Я всматривался в его лицо, ожидая увидеть — сам не знаю что, — может быть, неискренность, сомнения, страх. Я увидел лишь упрямую решимость. У меня не было больше сомнений, что он тот, за кого себя выдавал. Он был неприятным человеком, я понимал, что он мне чрезвычайно антипатичен, и был уверен, что он не испытывает симпатии ко мне, но я не мог отрицать, что его слова о смерти моего отца меня заинтересовали.
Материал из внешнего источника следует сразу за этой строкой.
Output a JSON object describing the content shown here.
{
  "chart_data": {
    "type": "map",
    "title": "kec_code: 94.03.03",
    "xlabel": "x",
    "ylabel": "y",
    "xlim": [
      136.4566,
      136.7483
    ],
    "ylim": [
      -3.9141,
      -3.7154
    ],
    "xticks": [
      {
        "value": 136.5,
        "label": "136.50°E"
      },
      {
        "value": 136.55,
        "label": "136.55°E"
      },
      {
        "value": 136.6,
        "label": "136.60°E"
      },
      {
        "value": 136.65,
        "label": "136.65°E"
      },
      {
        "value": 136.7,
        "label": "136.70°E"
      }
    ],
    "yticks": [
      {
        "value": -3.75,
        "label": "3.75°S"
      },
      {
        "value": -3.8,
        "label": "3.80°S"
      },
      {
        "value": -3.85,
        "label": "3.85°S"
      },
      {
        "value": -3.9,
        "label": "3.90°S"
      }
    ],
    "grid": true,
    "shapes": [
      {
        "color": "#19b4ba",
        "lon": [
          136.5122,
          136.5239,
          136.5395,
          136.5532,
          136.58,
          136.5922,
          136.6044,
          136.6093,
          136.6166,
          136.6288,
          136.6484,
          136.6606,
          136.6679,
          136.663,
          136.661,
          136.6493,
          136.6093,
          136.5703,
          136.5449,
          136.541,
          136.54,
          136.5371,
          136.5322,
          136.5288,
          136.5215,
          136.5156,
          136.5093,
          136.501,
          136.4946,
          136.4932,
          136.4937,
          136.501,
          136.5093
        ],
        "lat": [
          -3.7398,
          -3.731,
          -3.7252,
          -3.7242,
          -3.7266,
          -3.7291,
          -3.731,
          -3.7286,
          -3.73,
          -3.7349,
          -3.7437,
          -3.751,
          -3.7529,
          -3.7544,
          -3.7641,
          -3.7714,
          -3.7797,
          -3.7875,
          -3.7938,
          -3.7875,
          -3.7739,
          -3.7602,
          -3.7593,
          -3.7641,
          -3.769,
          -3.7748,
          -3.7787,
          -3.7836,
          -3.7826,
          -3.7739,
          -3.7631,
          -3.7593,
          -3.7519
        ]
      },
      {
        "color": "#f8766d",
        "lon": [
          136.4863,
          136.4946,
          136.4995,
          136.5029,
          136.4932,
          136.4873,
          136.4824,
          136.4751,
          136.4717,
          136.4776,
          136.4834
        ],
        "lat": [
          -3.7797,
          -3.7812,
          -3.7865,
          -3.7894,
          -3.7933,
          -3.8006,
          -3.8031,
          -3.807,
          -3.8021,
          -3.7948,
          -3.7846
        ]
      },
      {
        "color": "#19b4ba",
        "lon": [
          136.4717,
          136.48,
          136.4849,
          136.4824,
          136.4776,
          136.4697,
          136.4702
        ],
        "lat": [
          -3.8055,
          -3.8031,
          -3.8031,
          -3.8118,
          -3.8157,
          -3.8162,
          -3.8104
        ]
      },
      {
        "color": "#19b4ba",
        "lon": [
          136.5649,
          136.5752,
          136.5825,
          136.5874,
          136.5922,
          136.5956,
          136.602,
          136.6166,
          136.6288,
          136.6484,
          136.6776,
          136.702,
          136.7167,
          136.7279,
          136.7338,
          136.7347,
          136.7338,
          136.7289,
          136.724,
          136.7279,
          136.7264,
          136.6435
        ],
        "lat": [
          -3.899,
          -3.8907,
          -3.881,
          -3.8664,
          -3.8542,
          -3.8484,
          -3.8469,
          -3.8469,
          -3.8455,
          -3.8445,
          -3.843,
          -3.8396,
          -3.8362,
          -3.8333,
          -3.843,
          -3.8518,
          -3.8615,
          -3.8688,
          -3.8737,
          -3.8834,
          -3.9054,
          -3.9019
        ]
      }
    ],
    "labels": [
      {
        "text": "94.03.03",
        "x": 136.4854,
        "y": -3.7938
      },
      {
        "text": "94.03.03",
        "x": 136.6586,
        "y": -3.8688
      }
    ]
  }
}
— Мистер Бальфур, кто-нибудь видел то, что вы называете инсценировкой самоубийства?
Он всплеснул руками, показывая, насколько глуп мой вопрос:
— Я понятия не имею, что думают другие.
— Вы слышали какие-нибудь разговоры, сударь? — продолжал я.
Он посмотрел на меня с изумлением, будто я говорил по-китайски:
— Какие разговоры? Вы полагаете, я могу иметь дело с людьми, которые обсуждают подобные вещи?
— Тогда я в замешательстве, — вздохнул я. — Как я могу найти преступника, если нет ни свидетелей, ни следов? Что именно вы хотите, чтобы я расследовал?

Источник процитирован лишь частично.